La claque de l’été aura été la lecture de Go Tell It on the Mountain de James Baldwin, que je rapporte ici pour le plaisir égoïste d’augmenter la pile de documentation de @Dithral (Benoît), du moins s’il n’a pas déjà dévoré toute son œuvre : c’est bien simple, on ne peut pas faire plus Harlem 1924.

Je connaissais déjà pas mal l’homme, sa vie et certains de ses essais, mais je n’avais encore jamais lu ce livre, d’abord traduit en 1957 sous le titre Les Élus du Seigneur, puis plus récemment sous celui de La Conversion. Mal réparé pour mon plus grand bonheur, car c’est un livre immense, au point qu’il est bien difficile de croire qu’il s’agit de son premier roman. Le seul véritable indice, et encore, par la bande, sont peut-être les éléments autobiographiques qui se mêlent au récit. Pour le reste, la construction est parfaite, le récit poignant, l’œil acéré. On (en tout cas pas moi) ne peut imaginer plus belle immersion dans le milieu des micro-églises évangéliques des Noirs américains de l’époque, ces tout petits temples qui ont poussé au beau milieu des magasins, des salons de coiffure et des épiceries de Harlem dans les années 1920, et même plus largement dans “l’expérience afro-américaine” de la première moitié du siècle, à mon avis. Il est moins rigoureusement sudiste que Invisible Man, son contemporain strict (les deux ont paru la même année), et moins intellectuel aussi, plus viscéral, plus touchant, et pour tout dire à mon avis plus littéraire justement parce qu’il s’intéresse davantage à l’expérience individuelle qu’à la destinée collective, même si, bien sûr, les deux s’entremêlent, inévitablement (Baldwin tenait d’ailleurs Ralph Ellison en très haute estime).

Bref, lisez-le, on en causera.

La traduction récente est excellente, en plus (malgré cet entêtement inexplicable à ne pas reprendre le cantique d’où est issu le titre VO). Et ce n’est pas chose facile, puisque le livre contient ce qui est à mon avis l’un des plus grands défis de toute traduction : un colloquial très présent (en l’occurrence, celui des Noirs américains des années 1920, bien sûr).

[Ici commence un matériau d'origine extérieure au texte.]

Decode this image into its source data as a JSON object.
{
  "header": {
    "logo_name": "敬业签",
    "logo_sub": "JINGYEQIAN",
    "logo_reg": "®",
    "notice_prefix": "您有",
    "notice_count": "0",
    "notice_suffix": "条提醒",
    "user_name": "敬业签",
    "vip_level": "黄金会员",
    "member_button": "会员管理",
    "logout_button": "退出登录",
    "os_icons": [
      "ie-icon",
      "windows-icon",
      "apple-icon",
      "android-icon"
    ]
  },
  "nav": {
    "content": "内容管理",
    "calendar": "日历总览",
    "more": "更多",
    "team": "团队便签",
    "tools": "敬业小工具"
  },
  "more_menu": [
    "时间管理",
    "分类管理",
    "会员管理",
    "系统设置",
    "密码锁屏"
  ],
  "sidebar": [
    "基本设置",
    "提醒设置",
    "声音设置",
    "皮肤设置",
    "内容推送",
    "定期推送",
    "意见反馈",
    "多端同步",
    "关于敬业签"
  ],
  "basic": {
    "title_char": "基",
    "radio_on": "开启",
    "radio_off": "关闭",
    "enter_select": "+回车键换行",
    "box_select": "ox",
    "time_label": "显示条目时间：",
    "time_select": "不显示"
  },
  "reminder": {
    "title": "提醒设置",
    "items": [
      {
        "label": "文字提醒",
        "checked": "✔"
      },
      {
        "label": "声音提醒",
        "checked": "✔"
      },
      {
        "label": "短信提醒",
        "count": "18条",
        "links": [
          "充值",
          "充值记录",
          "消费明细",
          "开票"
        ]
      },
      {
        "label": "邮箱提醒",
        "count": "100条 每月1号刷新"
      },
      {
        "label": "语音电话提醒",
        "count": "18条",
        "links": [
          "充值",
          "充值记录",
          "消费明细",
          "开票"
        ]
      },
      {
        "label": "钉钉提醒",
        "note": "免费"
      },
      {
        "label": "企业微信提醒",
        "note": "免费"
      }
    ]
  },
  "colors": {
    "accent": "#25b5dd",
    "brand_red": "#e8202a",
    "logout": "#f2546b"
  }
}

Je n’aurais bien sûr pas fait les mêmes choix, en particulier le “i” à la place de “il”, qui donne “qui” à la place de “qu’il” et brouille par le fait certaines structures grammaticales, mais d’avoir ainsi inventé toute une syntaxe plutôt que de puiser dans un bête argot qui n’avait aucune chance de convenir était incontestablement le bon.